Le souverain qui perdit son trône et sa tête
Le nouveau souverain, à peine sur le trône,
Convoqua ses ministres et leur dit :
« Allez dans vos régions, allez dans vos campagnes,
Surveiller les vassaux, normalement soumis.
Je n'ai nulle confiance dans ces vieux serviteurs,
S'ils servaient le monarque, c'est contre moi qu'ils pensent.
Il me faut nettoyer ces traîtres à la cause
Et cela sans tarder, c'est moi qui vous le dit. »
Sans plus s'offusquer d'une pensée simpliste
Aussitôt, les ministres s'exécutent,
De crainte du courroux de ce roi capricieux.
Le zèle est à l'ouvrage,
On nettoie, on emprisonne, on fait choir des têtes.
Discernement n'est pas de mise, on obéit.
Nul ne peste, nul ne râle, tous se mettent à l'ouvrage,
Avec zèle, précision et même, se justifient.
La terreur opère, les vassaux se cachent
Au lieu que de s'unir pour être forts ensemble.
La division règne, un à un ils s'effacent, se rallient,
Ou bien, on les traduit.
Ils vivent dans la crainte de la hache, de l'épée,
Espérant que la lame évitera leur cou.
Auprès du souverain, on s'enquiert :
« Et maintenant, est-ce assez ? »
« Continuez, sans défaillir, je vous dirai »
La purge continue, sans plus de questions.
Les vassaux s'égarent et se dispersent,
Traversent leur domaine, cherchent le réconfort
Auprès de leurs pairs, et s'inquiètent sur leur sort.
« Est-ce ton tour ? Le mien viendra un jour ? »
A la fin de cette purge, c'est le désordre qui règne,
La peur fait son ouvrage, le royaume s'affaiblit.
Les terres sont en friches, le pays en pâtit,
L'attente a pris les rênes et le désordre règne.
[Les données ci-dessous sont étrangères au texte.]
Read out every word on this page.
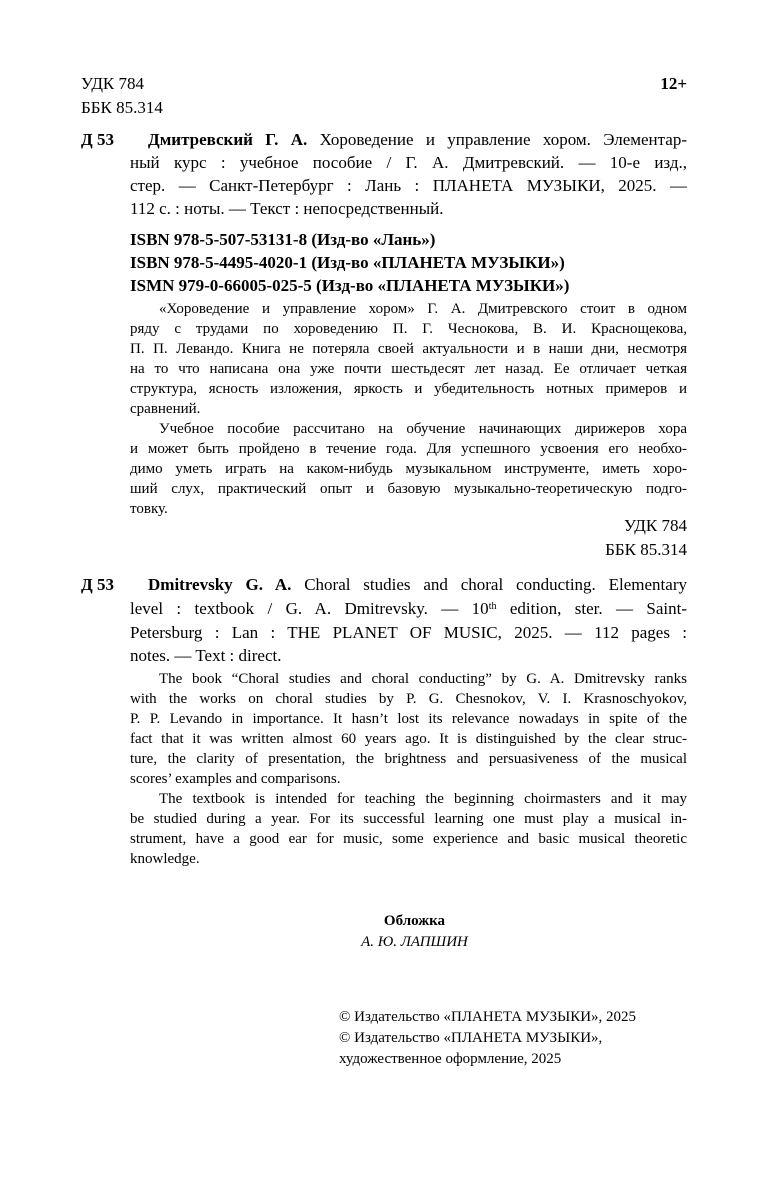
УДК 784
ББК 85.314
12+
Д 53 Дмитревский Г. А. Хороведение и управление хором. Элементар-
ный курс : учебное пособие / Г. А. Дмитревский. — 10-е изд.,
стер. — Санкт-Петербург : Лань : ПЛАНЕТА МУЗЫКИ, 2025. —
112 с. : ноты. — Текст : непосредственный.
ISBN 978-5-507-53131-8 (Изд-во «Лань»)
ISBN 978-5-4495-4020-1 (Изд-во «ПЛАНЕТА МУЗЫКИ»)
ISMN 979-0-66005-025-5 (Изд-во «ПЛАНЕТА МУЗЫКИ»)
«Хороведение и управление хором» Г. А. Дмитревского стоит в одном
ряду с трудами по хороведению П. Г. Чеснокова, В. И. Краснощекова,
П. П. Левандо. Книга не потеряла своей актуальности и в наши дни, несмотря
на то что написана она уже почти шестьдесят лет назад. Ее отличает четкая
структура, ясность изложения, яркость и убедительность нотных примеров и
сравнений.
Учебное пособие рассчитано на обучение начинающих дирижеров хора
и может быть пройдено в течение года. Для успешного усвоения его необхо-
димо уметь играть на каком-нибудь музыкальном инструменте, иметь хоро-
ший слух, практический опыт и базовую музыкально-теоретическую подго-
товку.
УДК 784
ББК 85.314
Д 53 Dmitrevsky G. A. Choral studies and choral conducting. Elementary
level : textbook / G. A. Dmitrevsky. — 10th edition, ster. — Saint-
Petersburg : Lan : THE PLANET OF MUSIC, 2025. — 112 pages :
notes. — Text : direct.
The book “Choral studies and choral conducting” by G. A. Dmitrevsky ranks
with the works on choral studies by P. G. Chesnokov, V. I. Krasnoschyokov,
P. P. Levando in importance. It hasn’t lost its relevance nowadays in spite of the
fact that it was written almost 60 years ago. It is distinguished by the clear struc-
ture, the clarity of presentation, the brightness and persuasiveness of the musical
scores’ examples and comparisons.
The textbook is intended for teaching the beginning choirmasters and it may
be studied during a year. For its successful learning one must play a musical in-
strument, have a good ear for music, some experience and basic musical theoretic
knowledge.
Обложка
А. Ю. ЛАПШИН
© Издательство «ПЛАНЕТА МУЗЫКИ», 2025
© Издательство «ПЛАНЕТА МУЗЫКИ»,
художественное оформление, 2025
Les soldats, sans consigne, s'émeuvent et s'interrogent :
« Qu'allons-nous devenir, où aller, avec qui ? »
Point de réponse, la crainte se mue en colère soudaine.
L'armée se soulève et monte au château.
Le roi aveugle et sourd au lieu d'ouvrir s'enferme.
Une garde rapprochée le protège du bruit.
Sous les coups de boutoir de la foule en furie,
Les grilles cèdent, les verrous craquent.
Le roi se terre, maintenant à genoux.
La foule le découvre, sans ministre et sans garde,
Enfuis, ralliés ou meurtris,
L'arrache et puis l'emmène dans un immense cri.
A vouloir régner seul, de son peuple l'on s'éloigne,
Les fourches et les piques retrouvent leur usage.
Souverain méfie-toi de ton règne éphémère,
Ton meilleur ennemi c'est ta cour et toi-même.
Diriger par la peur est ton meilleur naufrage.
Les personnages et les situations de ce récit n'arrivant jamais dans la vraie vie, toute ressemblance avec des personnes ou des situations existantes ou ayant existé ne saurait être que fortuite.